Die systematische Einordnung der Vendobioten ist unsicher und wird kontrovers diskutiert. Von einigen Paläontologen wird bezweifelt, dass die Vendobionten überhaupt mit heutigen Lebewesen verwandt sind. Sie sehen die Vendobionten als ein ausgestorbenes Reich oder zumindest als einen ausgestorbenen Tierstamm an. Adolf Seilacher ordnete sie den Protozoen zu und bezeichnete sie als „einzellige Dinosaurier“.[1] Andere Wissenschaftler ordnen sie jedoch überwiegend dem Reich der Vielzelligen Tiere (Metazoa) zu. Basierend auf ihren Merkmalen wurden sie mit Nesseltieren, Vielborstern oder Strudelwürmern verglichen. Auch eine Zuordnung zum Tierstamm der Placozoen wird diskutiert.[3]

Auch eine Zuordnung zu anderen Reichen der Lebewesen wurde diskutiert. Möglicherweise waren sie Pilze, die optional unter Symbiose mit Photosynthese betreibenden Mikroorganismen als Flechten lebten.[4]

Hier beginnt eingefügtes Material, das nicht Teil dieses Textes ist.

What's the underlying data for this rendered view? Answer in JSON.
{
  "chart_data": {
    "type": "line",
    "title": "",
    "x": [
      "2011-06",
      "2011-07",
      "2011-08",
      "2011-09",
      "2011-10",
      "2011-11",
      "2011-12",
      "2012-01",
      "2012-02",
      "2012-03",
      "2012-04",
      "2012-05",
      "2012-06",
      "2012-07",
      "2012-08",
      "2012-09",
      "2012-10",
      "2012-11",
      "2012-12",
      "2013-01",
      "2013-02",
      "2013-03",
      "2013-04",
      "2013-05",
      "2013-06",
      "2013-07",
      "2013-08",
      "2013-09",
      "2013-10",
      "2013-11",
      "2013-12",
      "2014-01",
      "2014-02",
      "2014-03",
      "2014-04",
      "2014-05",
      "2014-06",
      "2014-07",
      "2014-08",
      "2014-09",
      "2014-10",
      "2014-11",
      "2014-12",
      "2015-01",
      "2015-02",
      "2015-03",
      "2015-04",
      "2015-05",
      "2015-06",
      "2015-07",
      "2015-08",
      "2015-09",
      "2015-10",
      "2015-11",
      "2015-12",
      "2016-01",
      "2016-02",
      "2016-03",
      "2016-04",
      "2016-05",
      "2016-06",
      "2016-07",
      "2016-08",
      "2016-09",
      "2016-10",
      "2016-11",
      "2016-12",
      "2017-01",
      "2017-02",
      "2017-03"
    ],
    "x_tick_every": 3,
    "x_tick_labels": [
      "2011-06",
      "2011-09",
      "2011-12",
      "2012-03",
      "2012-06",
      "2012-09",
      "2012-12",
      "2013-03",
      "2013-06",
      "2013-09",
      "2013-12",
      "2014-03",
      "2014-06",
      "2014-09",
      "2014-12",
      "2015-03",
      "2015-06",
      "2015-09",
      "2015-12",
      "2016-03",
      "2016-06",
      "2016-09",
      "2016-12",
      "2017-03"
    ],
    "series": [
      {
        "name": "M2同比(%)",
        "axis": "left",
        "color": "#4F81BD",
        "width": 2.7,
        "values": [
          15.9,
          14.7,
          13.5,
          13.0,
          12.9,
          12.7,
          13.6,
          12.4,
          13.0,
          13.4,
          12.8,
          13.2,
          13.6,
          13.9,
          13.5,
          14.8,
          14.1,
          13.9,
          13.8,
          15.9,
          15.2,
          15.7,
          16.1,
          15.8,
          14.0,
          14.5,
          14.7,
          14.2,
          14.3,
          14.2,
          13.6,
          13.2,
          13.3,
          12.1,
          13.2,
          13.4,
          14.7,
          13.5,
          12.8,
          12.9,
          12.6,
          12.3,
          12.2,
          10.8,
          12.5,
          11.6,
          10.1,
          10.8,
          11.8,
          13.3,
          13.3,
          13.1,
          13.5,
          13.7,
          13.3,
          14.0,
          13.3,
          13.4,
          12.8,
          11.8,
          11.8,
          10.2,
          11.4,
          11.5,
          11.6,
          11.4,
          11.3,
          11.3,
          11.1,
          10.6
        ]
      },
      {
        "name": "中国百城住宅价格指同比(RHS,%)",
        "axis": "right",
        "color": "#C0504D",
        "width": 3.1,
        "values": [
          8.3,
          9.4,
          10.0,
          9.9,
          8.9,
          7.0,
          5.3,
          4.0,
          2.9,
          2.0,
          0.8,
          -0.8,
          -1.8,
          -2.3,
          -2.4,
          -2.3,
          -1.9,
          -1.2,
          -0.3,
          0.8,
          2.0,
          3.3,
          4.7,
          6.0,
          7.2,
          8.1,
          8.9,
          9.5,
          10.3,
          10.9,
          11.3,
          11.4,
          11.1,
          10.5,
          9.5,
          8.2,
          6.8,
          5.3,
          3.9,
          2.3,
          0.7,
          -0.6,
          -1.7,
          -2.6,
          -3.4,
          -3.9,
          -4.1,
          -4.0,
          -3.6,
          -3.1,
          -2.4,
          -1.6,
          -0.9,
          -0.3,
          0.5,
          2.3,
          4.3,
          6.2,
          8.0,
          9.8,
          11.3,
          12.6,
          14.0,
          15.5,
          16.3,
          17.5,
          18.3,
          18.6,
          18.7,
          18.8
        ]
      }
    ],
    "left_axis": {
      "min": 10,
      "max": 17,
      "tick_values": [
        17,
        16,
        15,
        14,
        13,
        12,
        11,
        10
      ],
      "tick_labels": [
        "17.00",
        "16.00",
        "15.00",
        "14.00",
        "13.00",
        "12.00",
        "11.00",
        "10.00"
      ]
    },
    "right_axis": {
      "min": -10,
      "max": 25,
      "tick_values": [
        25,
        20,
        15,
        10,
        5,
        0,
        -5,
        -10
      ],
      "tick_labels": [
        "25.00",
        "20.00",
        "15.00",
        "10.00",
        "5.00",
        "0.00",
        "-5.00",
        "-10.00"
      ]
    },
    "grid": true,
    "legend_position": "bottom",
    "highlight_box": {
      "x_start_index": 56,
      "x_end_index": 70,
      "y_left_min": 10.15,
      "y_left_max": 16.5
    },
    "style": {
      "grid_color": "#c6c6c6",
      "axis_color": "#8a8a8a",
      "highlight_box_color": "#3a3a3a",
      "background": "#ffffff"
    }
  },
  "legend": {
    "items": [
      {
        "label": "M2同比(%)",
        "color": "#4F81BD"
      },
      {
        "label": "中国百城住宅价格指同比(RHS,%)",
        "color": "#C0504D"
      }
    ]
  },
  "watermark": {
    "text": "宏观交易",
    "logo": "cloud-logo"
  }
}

Den Vendobionten wurden unter anderem folgende Gattungen zugeordnet:

  • Charnia
  • Charniodiscus
  • Dickinsonia
  • Ernietta
  • Glaessneria
  • Paracharnia
  • Phyllozoon
  • Protechiurus
  • Pteridinium
  • Rangea
  • Spriggina
  • Yorgia

Entdeckungsgeschichte

Die Entdeckung der Vendobioten geht auf den australischen Geologen Reginald Claude Sprigg zurück. Bei Exkursionen in den Ediacara-Hügeln nördlich der australischen Stadt Adelaide entdeckte er Fossilien einzigartiger urzeitlicher Weichkörperorganismen, die er zunächst in das frühe Kambrium datierte.[5] Der Begriff „Vendobionten“ geht im Wesentlichen auf den deutschen Geologen Adolf Seilacher zurück, der zunächst diese Lebewesen zu einem eigenen Reich („Vendozoa“)[6] und später zu einem eigenen Tierstamm zusammenfasste.[7]

Weblinks

Einzelnachweise

  1. 1,0 1,1 Seilacher A, Grazhdankin D, Legouta A: Ediacaran biota: The dawn of animal life in the shadow of giant protists. In: Paleontological Research. 7. Jahrgang, Nr. 1, 2003, S. 43–54.
  2. Dzik J: The Verdun Syndrome: simultaneous origin of protective armour and infaunal shelters at the Precambrian Cambrian transition. In: Geological Society, London, Special Publications. 286. Jahrgang, 2007, S. 405–414.
  3. Sperling EA, Vinther J: A placozoan affinity for Dickinsonia and the evolution of late Proterozoic metazoan feeding modes. In: Evolution & Development. 12. Jahrgang, Nr. 2, 2010, S. 201–209, doi:10.1111/j.1525-142X.2010.00404.x.
  4. Retallack GJ: Were the Ediacaran Fossils Lichens? In: Paleobiology. 20. Jahrgang, Nr. 4, 1994, S. 523–544.
  5. Sprigg RC: Early Cambrian (?) jellyfishes from the Flinders Ranges, South Australia. In: Transactions of the Royal Society of South Australia. 71. Jahrgang, 1947, S. 212–224.
  6. Seilacher A: Vendozoa: Organismic construction in the Proterozoic biosphere. In: Lethaia. 22. Jahrgang, Nr. 3, 1989, S. 229–239, doi:10.1111/j.1502-3931.1989.tb01332.x.
  7. Buss WL, Seilacher A: The Phylum Vendobionta: A Sister Group of the Eumetazoa? In: Paleobiology. 20. Jahrgang, Nr. 1, 1994, S. 1–4.